I came across a term recently that really made me sit up and take notice. FoMO. Have you heard of it? It stands for the Fear of Missing Out, and apparently officially entered the dictionary in 2013. It was in the context for teenagers and young people and their ‘addiction’ to social media that I heard it.
There are many studies that have looked at the negative impact of social media and have cited it as contributing to much unhappiness, and even suicide in the case of cyber bullying. This contributes to FoMO because we all see what wonderful lives other people have, whilst our own is pretty mundane. As Erica Jong once said: “Jealousy is all the fun you think they had.” Even Google is looking into ways of helping people disconnect from social media with timing out apps etc. https://www.blog.google/products/android/search-jomo-new-research-digital-wellbeing/
I recognise, however, that I could have been given the FoMO diagnosis at various times in my life – way before the advent of FB, Twitter and any other social media that I (thankfully) don’t know much about.
Of course, it’s sometimes good to see what else is possible as it can act as a motivator. It’s when the possibilities overwhelm us and we feel we HAVE to keep up that problems can start. I can remember the day when I realised that life can’t be completely ordered, that it’s unpredictable, and that choices I make today might be wrong. It was a scary realisation and one of the major stages of growing up, I guess. But this didn’t completely stop me looking at other people’s lives and wishing it were mine, or comparing what I was doing to someone else and thinking I just didn’t measure up.
The consequences of constantly telling ourselves that we’re not good enough can be far-reaching. The damage to self-esteem can be immense for starters. That self-talk can be so powerful. There are even experiments on the impact it can have on plants, so imagine how it can affect us.
FoMO can create a great deal of anxiety. We should be doing more; we should fit more in; we should have more to show for our lives etc etc. So, we dash about more; cram more into our day; do more things at the same time.

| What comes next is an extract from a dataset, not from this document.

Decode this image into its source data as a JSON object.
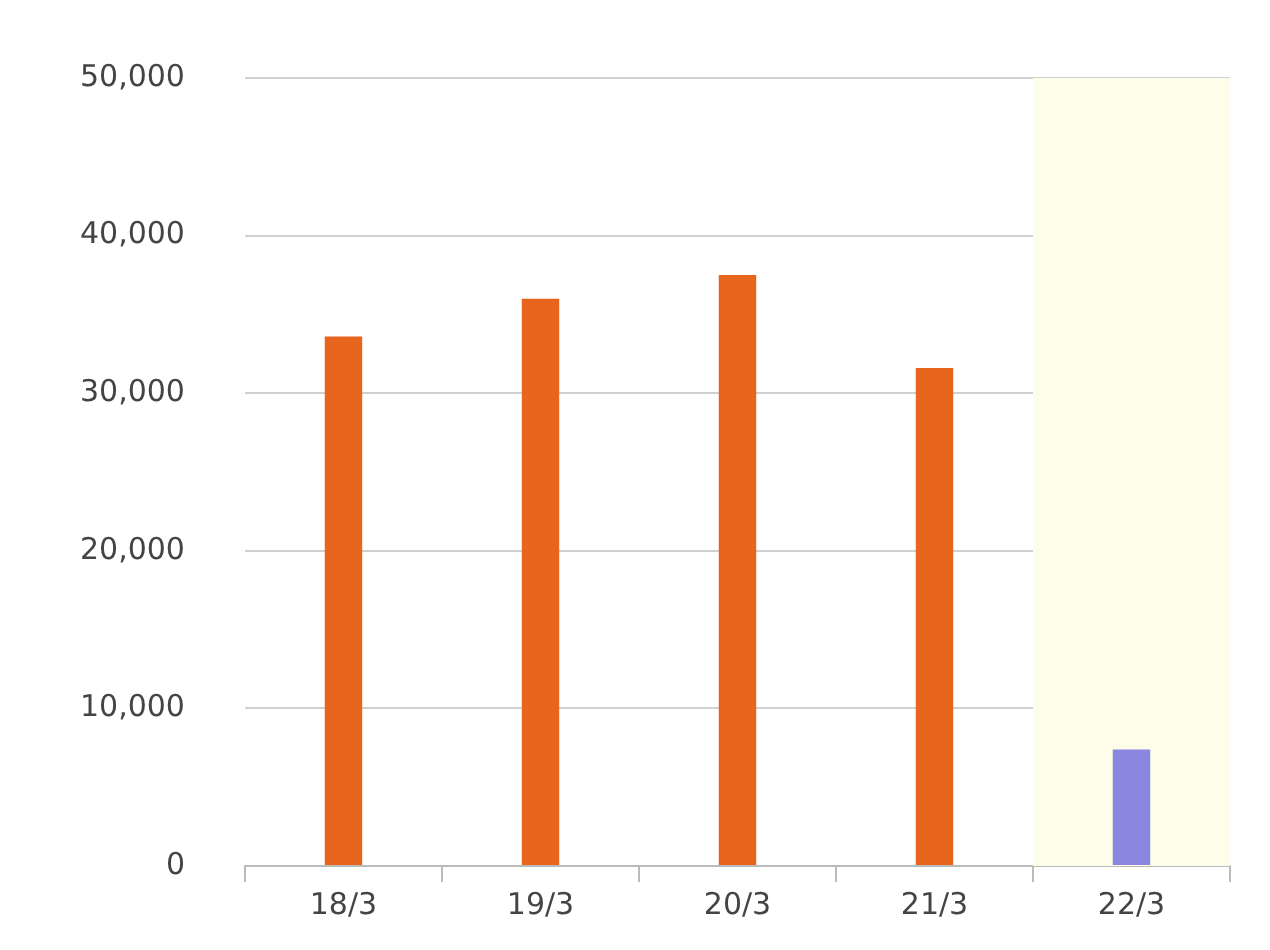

Social comparison (whether we do it on-line or not) seems sufficiently destructive to our sense of well-being that it is worthwhile to remind ourselves to do it less. As Swarthmore professor Barry Schwartz writes in his excellent book, The Paradox of Choice: Why More Is Less it can be useful to pay no attention to what others around you are doing as then you can’t compare.

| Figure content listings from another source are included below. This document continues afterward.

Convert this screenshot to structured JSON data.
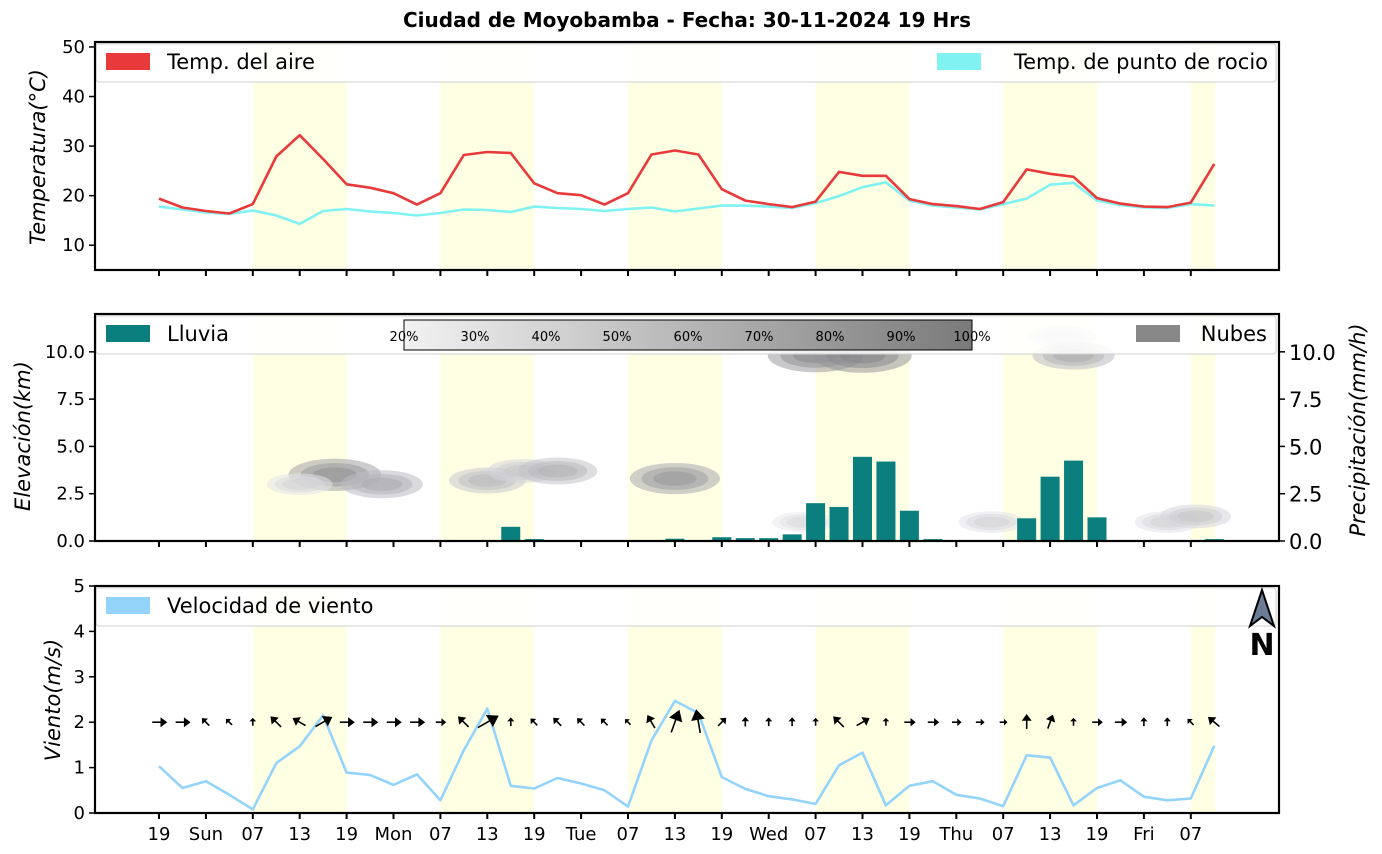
{
  "title": "Ciudad de Moyobamba   -   Fecha: 30-11-2024 19 Hrs",
  "x_tick_labels": [
    "19",
    "Sun",
    "07",
    "13",
    "19",
    "Mon",
    "07",
    "13",
    "19",
    "Tue",
    "07",
    "13",
    "19",
    "Wed",
    "07",
    "13",
    "19",
    "Thu",
    "07",
    "13",
    "19",
    "Fri",
    "07"
  ],
  "chart_data": [
    {
      "type": "line",
      "id": "temperature",
      "ylabel": "Temperatura(°C)",
      "ylim": [
        5,
        51
      ],
      "yticks": [
        10,
        20,
        30,
        40,
        50
      ],
      "x_unit": "hours since first sample (3-hourly)",
      "series": [
        {
          "name": "Temp. del aire",
          "color": "#e83a3a",
          "values": [
            19.4,
            17.6,
            16.9,
            16.4,
            18.3,
            27.9,
            32.2,
            27.4,
            22.3,
            21.6,
            20.5,
            18.2,
            20.5,
            28.2,
            28.8,
            28.6,
            22.5,
            20.5,
            20.1,
            18.2,
            20.5,
            28.3,
            29.1,
            28.3,
            21.3,
            19.0,
            18.3,
            17.7,
            18.8,
            24.8,
            24.0,
            24.0,
            19.3,
            18.3,
            17.9,
            17.3,
            18.7,
            25.3,
            24.4,
            23.8,
            19.5,
            18.4,
            17.8,
            17.7,
            18.6,
            26.4
          ]
        },
        {
          "name": "Temp. de punto de rocio",
          "color": "#80f2f2",
          "values": [
            17.8,
            17.2,
            16.6,
            16.3,
            17.0,
            16.0,
            14.3,
            16.9,
            17.3,
            16.8,
            16.5,
            16.0,
            16.5,
            17.2,
            17.1,
            16.7,
            17.8,
            17.5,
            17.3,
            16.9,
            17.3,
            17.6,
            16.8,
            17.4,
            18.0,
            18.0,
            17.8,
            17.5,
            18.5,
            19.9,
            21.7,
            22.7,
            19.0,
            18.0,
            17.6,
            17.2,
            18.3,
            19.4,
            22.2,
            22.6,
            19.0,
            18.1,
            17.6,
            17.5,
            18.3,
            18.0
          ]
        }
      ],
      "legend": "top"
    },
    {
      "type": "bar",
      "id": "rain-clouds",
      "ylabel_left": "Elevación(km)",
      "ylabel_right": "Precipitación(mm/h)",
      "ylim": [
        0,
        12
      ],
      "yticks": [
        0.0,
        2.5,
        5.0,
        7.5,
        10.0
      ],
      "yticks_right": [
        0.0,
        2.5,
        5.0,
        7.5,
        10.0
      ],
      "series": [
        {
          "name": "Lluvia",
          "color": "#0b7e7e",
          "values": [
            0,
            0,
            0,
            0,
            0,
            0,
            0,
            0,
            0,
            0,
            0,
            0,
            0,
            0,
            0,
            0.75,
            0.1,
            0,
            0,
            0,
            0,
            0.05,
            0.12,
            0,
            0.2,
            0.15,
            0.15,
            0.35,
            2.0,
            1.8,
            4.45,
            4.2,
            1.6,
            0.1,
            0,
            0,
            0,
            1.2,
            3.4,
            4.25,
            1.25,
            0.05,
            0,
            0,
            0,
            0.1
          ]
        }
      ],
      "clouds_legend": "Nubes",
      "cloud_scale": [
        "20%",
        "30%",
        "40%",
        "50%",
        "60%",
        "70%",
        "80%",
        "90%",
        "100%"
      ],
      "cloud_patches": [
        {
          "x": 7.5,
          "elev": 3.5,
          "cover": 0.75
        },
        {
          "x": 6.0,
          "elev": 3.0,
          "cover": 0.25
        },
        {
          "x": 9.5,
          "elev": 3.0,
          "cover": 0.55
        },
        {
          "x": 14.0,
          "elev": 3.2,
          "cover": 0.45
        },
        {
          "x": 15.5,
          "elev": 3.7,
          "cover": 0.35
        },
        {
          "x": 17.0,
          "elev": 3.7,
          "cover": 0.5
        },
        {
          "x": 22.0,
          "elev": 3.3,
          "cover": 0.7
        },
        {
          "x": 28.0,
          "elev": 9.8,
          "cover": 0.8
        },
        {
          "x": 30.0,
          "elev": 9.8,
          "cover": 0.85
        },
        {
          "x": 27.5,
          "elev": 1.0,
          "cover": 0.2
        },
        {
          "x": 35.5,
          "elev": 1.0,
          "cover": 0.25
        },
        {
          "x": 38.5,
          "elev": 10.8,
          "cover": 0.3
        },
        {
          "x": 39.0,
          "elev": 9.8,
          "cover": 0.55
        },
        {
          "x": 43.0,
          "elev": 1.0,
          "cover": 0.25
        },
        {
          "x": 44.2,
          "elev": 1.3,
          "cover": 0.35
        }
      ],
      "legend": "top"
    },
    {
      "type": "line",
      "id": "wind",
      "ylabel": "Viento(m/s)",
      "ylim": [
        0,
        5
      ],
      "yticks": [
        0,
        1,
        2,
        3,
        4,
        5
      ],
      "series": [
        {
          "name": "Velocidad de viento",
          "color": "#94d4fb",
          "values": [
            1.03,
            0.55,
            0.7,
            0.4,
            0.08,
            1.1,
            1.47,
            2.15,
            0.89,
            0.84,
            0.62,
            0.85,
            0.28,
            1.38,
            2.3,
            0.6,
            0.54,
            0.77,
            0.65,
            0.5,
            0.14,
            1.6,
            2.47,
            2.2,
            0.79,
            0.53,
            0.37,
            0.3,
            0.2,
            1.05,
            1.33,
            0.17,
            0.6,
            0.7,
            0.4,
            0.32,
            0.15,
            1.27,
            1.22,
            0.17,
            0.55,
            0.72,
            0.36,
            0.28,
            0.32,
            1.48
          ]
        }
      ],
      "wind_directions_deg": [
        90,
        90,
        315,
        315,
        0,
        315,
        300,
        60,
        90,
        90,
        90,
        90,
        90,
        315,
        60,
        0,
        315,
        315,
        315,
        315,
        315,
        330,
        20,
        350,
        45,
        0,
        0,
        0,
        0,
        315,
        60,
        0,
        90,
        90,
        90,
        90,
        90,
        0,
        20,
        0,
        90,
        90,
        0,
        0,
        315,
        310
      ],
      "wind_speeds_arrow": [
        1.0,
        1.0,
        0.5,
        0.3,
        0.2,
        1.0,
        1.0,
        1.5,
        1.0,
        1.0,
        1.0,
        1.0,
        0.5,
        1.0,
        2.0,
        0.3,
        0.4,
        0.6,
        0.5,
        0.4,
        0.2,
        1.0,
        2.0,
        2.0,
        0.6,
        0.4,
        0.3,
        0.3,
        0.2,
        1.0,
        1.0,
        0.2,
        0.6,
        0.6,
        0.4,
        0.3,
        0.2,
        1.0,
        1.0,
        0.2,
        0.5,
        0.7,
        0.3,
        0.3,
        0.3,
        1.0
      ],
      "north_label": "N",
      "legend": "top"
    }
  ],
  "legend_labels": {
    "air": "Temp. del aire",
    "dew": "Temp. de punto de rocio",
    "rain": "Lluvia",
    "clouds": "Nubes",
    "wind": "Velocidad de viento"
  },
  "colors": {
    "daylight": "#ffffe4",
    "axis": "#000000"
  }
}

It’s not just social media that’s the ogre here; that just makes the images and information more accessible. FoMO can also be created by too much choice. Now, whilst helping clients create choice is one of the fundamentals of my coaching practice, most of us will have thought about the ‘good old days’ when life was simpler and choices were easier as there wasn’t so much ……. well, choice!

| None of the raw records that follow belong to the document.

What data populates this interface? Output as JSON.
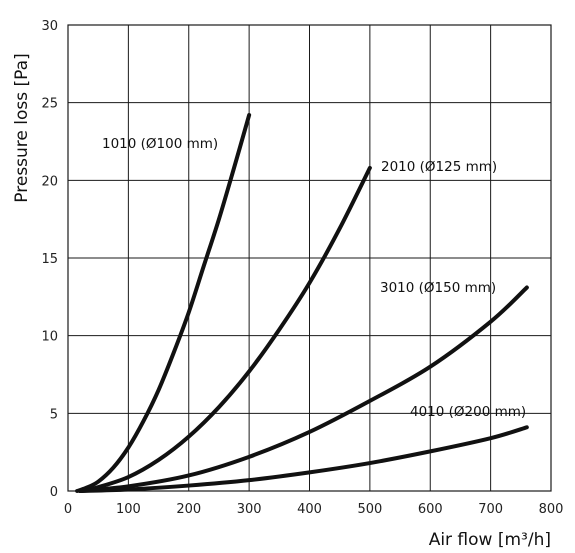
{
  "chart_data": {
    "type": "line",
    "title": "",
    "xlabel": "Air flow [m³/h]",
    "ylabel": "Pressure loss [Pa]",
    "xlim": [
      0,
      800
    ],
    "ylim": [
      0,
      30
    ],
    "xticks": [
      0,
      100,
      200,
      300,
      400,
      500,
      600,
      700,
      800
    ],
    "yticks": [
      0,
      5,
      10,
      15,
      20,
      25,
      30
    ],
    "grid": true,
    "legend": "none",
    "series": [
      {
        "name": "1010 (Ø100 mm)",
        "x": [
          15,
          30,
          50,
          75,
          100,
          125,
          150,
          175,
          200,
          225,
          250,
          275,
          300
        ],
        "y": [
          0.0,
          0.2,
          0.6,
          1.5,
          2.8,
          4.5,
          6.5,
          8.9,
          11.5,
          14.5,
          17.5,
          20.8,
          24.2
        ]
      },
      {
        "name": "2010 (Ø125 mm)",
        "x": [
          20,
          50,
          100,
          150,
          200,
          250,
          300,
          350,
          400,
          450,
          500
        ],
        "y": [
          0.0,
          0.25,
          0.9,
          2.0,
          3.5,
          5.4,
          7.7,
          10.4,
          13.4,
          16.9,
          20.8
        ]
      },
      {
        "name": "3010 (Ø150 mm)",
        "x": [
          20,
          100,
          200,
          300,
          400,
          500,
          600,
          700,
          760
        ],
        "y": [
          0.0,
          0.3,
          1.0,
          2.2,
          3.8,
          5.8,
          8.0,
          10.9,
          13.1
        ]
      },
      {
        "name": "4010 (Ø200 mm)",
        "x": [
          20,
          100,
          200,
          300,
          400,
          500,
          600,
          700,
          760
        ],
        "y": [
          0.0,
          0.1,
          0.35,
          0.7,
          1.2,
          1.8,
          2.55,
          3.4,
          4.1
        ]
      }
    ]
  }
}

When we have less choice, our expectations tend not to be so high about the outcome. Therefore, whatever happens, we tend to be more satisfied and are indeed often pleasantly surprised. When we have more choice, our expectation is that our choice is absolutely going to give us what we want, and we’re never pleasantly surprised; indeed we’re often disappointed when it’s not perfect.
If there’s not so much choice to start with, if it doesn’t work out the responsibility lies with someone ‘other’ as we just did the best we could. If we have so much choice, surely one of them must be perfect. If it’s not, the result can be that we made a bad choice; that we’ve failed in some way, especially when someone then points out a ‘better’ option!
If what we get is disappointing, we feel we might have missed out on the perfect solution, and this then creates further dissatisfaction with what we do have.
One major downside of FoMO is that we stop paying attention to our life; we’re too busy paying attention to someone else’s. As I become more aware of my own mortality, there’s a dawning realisation that I won’t be here forever, and I have to make the most. Cliché I know, but it’s true. And, whilst I’m in no way reckless about life (I earned a living as a Risk Management Advisor, remember!!) I am starting to see the value of who I am, rather than who I think I should be. Of course, understanding that, and doing it are two different things!!
There are two things I’m focusing on this year which will help combat my own FoMO;
1; connect often and meaningfully with friends and others who may become friends
2; focus on what needs to be done and blend out distractions so I feel that sense of achievement
Now, there is no doubt that some choice is better than none, but, I think we can agree that more choice doesn’t necessarily make it better. Barry Schwarz aligns this to the value of living in a goldfish bowl. Obviously, quite a big bowl, but a bowl never-the-less with boundaries that help us to narrow our choices.
If I’m honest, I can’t say I’ve fully transitioned from FoMO to JoMO, but I’m sure as heck working on it; and looking for my fishbowl.